These instructions are intended to assist you in organizing the embezzlement information so that it can be investigated and successfully prosecuted. It is suggested that the following sections be placed into a binder with tabbed inserts. This allows ease in reviewing the information and the addition or removal of portions as needed.
The completed binder of information should be dropped off at the Westside Service Center - 1310 W. Miracle Mile, attention Financial Crimes Unit, anytime Monday - Friday 8:00 a.m. - 10:00 p.m.
SUMMARY OF THE CRIME
A brief summary of the embezzlement should include who, what, where, when, and why.
This should list all the tabbed sections of the file’s content.
List identifying information on all the involved parties - victim, witnesses, and suspects. Identifying information should include:
|Name (including any aliases and nicknames)||Address (work, home, others)|
|Phone numbers (work, home, cell phones)||Social Security Number|
|Date of birth||Driver's license number|
|Physical description (race, sex, height, weight, hair color, eye color, glasses, facial hair, scars, tattoos, distinguishing characteristics)|
This section should include a description of all the physical evidence – checks, invoices, contracts, employment records, photos, etc., anything other than verbal statements. Include the where, when, and how each item was obtained. If the actual physical evidence has not been turned over to law enforcement, put a copy of the evidence in this section. Make sure that the originals are stored in a secure area. The originals (best evidence) must be turned over to law enforcement for prosecution in court.
This section should include details about the suspect and his/her relations with you, the victim.
- Written and non-written job authority. Mention every time you, the victim, allowed the suspect to sign a check, authorize a contract, purchase material, or any other function pertinent to the embezzlement.
- Responsibilities and job description. Also note any task that is required even for just one time. Job performance should be noted here, including the bending or breaking of any company rules.

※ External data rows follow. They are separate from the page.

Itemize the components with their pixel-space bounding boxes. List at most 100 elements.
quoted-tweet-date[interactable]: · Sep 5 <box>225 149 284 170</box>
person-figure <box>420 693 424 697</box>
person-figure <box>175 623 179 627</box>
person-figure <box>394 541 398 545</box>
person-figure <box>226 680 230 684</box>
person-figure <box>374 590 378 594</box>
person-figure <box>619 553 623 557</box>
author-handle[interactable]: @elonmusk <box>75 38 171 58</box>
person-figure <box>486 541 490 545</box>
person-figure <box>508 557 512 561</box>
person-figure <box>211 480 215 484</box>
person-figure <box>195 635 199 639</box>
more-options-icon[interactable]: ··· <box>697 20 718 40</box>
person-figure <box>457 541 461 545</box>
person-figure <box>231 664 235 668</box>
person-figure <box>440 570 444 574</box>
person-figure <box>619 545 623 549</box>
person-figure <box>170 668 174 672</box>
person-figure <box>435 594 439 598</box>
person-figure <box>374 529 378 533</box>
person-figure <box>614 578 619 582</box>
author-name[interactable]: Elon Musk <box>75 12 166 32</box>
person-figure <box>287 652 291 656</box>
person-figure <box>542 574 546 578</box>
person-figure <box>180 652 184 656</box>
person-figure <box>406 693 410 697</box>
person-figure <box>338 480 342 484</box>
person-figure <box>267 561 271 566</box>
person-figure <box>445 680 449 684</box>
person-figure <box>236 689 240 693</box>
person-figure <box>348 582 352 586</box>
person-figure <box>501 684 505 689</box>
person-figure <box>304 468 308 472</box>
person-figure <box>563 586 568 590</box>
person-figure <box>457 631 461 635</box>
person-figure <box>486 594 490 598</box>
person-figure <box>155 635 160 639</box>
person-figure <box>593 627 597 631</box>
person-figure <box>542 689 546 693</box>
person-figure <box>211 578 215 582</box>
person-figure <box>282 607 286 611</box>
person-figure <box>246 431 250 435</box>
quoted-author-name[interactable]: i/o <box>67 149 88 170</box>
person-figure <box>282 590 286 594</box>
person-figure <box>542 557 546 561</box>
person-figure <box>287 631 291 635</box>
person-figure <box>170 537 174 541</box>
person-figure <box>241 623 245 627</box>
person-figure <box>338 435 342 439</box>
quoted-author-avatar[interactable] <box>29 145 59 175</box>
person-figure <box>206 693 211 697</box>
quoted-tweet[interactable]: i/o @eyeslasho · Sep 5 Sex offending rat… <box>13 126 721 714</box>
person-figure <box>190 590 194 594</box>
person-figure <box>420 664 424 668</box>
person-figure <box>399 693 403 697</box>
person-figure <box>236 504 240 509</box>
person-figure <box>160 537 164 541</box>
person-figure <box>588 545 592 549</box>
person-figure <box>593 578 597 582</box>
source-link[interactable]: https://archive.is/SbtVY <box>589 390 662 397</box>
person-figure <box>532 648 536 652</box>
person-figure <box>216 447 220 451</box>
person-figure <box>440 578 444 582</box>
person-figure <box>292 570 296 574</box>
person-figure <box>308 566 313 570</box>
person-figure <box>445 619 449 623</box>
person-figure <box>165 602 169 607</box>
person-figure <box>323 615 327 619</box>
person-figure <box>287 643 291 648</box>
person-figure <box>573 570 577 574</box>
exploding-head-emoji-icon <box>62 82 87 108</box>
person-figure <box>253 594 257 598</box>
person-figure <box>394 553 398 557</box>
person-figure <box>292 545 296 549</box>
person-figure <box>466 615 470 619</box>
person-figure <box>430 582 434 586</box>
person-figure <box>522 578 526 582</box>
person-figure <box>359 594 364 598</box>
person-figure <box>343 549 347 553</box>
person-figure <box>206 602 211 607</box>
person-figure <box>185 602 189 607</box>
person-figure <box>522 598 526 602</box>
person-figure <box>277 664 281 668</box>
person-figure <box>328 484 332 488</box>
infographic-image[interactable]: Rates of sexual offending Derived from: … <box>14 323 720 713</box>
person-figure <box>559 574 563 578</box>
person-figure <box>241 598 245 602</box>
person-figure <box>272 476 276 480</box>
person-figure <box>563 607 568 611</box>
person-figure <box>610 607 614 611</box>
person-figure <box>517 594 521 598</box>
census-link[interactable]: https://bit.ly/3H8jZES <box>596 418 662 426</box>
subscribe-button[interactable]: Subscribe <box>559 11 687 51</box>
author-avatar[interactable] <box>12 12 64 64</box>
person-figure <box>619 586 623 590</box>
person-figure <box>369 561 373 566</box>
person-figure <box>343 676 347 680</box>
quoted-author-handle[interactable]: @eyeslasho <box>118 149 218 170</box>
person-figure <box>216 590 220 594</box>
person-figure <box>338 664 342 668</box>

- All fiduciary relationships. Detail any financial connections between the suspect and you, the victim. Is the suspect a partner, silent or otherwise? Were there any loans (formal, informal, or personal) between the suspect and either you or the company’s officers?
- All other personal attributes and relationships about the suspect. For example:
- Family ties to anyone in your company or affiliated organizations.
- Personal relationships and fraternal organizational involvement with other parties. (This includes any real or supposed sexual relationships.) Professional relationships among your staff or others involved.
- Political connections.
- Any known or suspected drug or alcohol addictions, gambling habits, or other vices.
This section should explain what the witnesses and you, the victim, could testify to in court. You can include what you think they can testify to, and also note if the witness is reluctant to testify or does not want to cooperate.
This is the most important section of the package. The chronological narrative of the crime should also include background information and environment at the business. Do not worry about listing too much information. Mention if you have any doubts of the data’s veracity or the reliability of the witnesses. Also, explain complex financial information, because the investigators and prosecutors are not accountants or financial experts. Put all industry jargon in layman’s terms and spell out any acroynms for their first use. All of your evidence must be clearly explainable to jurors, who, more than likely, would much rather be elsewhere.
Provide concise spreadsheets. Consider compiling a spreadsheet showing dates of disputed transactions, check numbers or transactions type, amount of transaction, payee information or merchant name, etc. Include a detailed description of each loss (i.e. checks, cash, and property).
General considerations that can help speed up the process:
- Your assistance is needed with clerical help for compiling, sorting, and inputting information and evidence.
- Do not hide any knowledge of political overtones or connections the suspect might have with someone in a position of influence.
- The suspect or others might give you defense rebuttals, alibis, or excuses. These should be examined and refuted, if possible, and then given to the police department or prosecutors.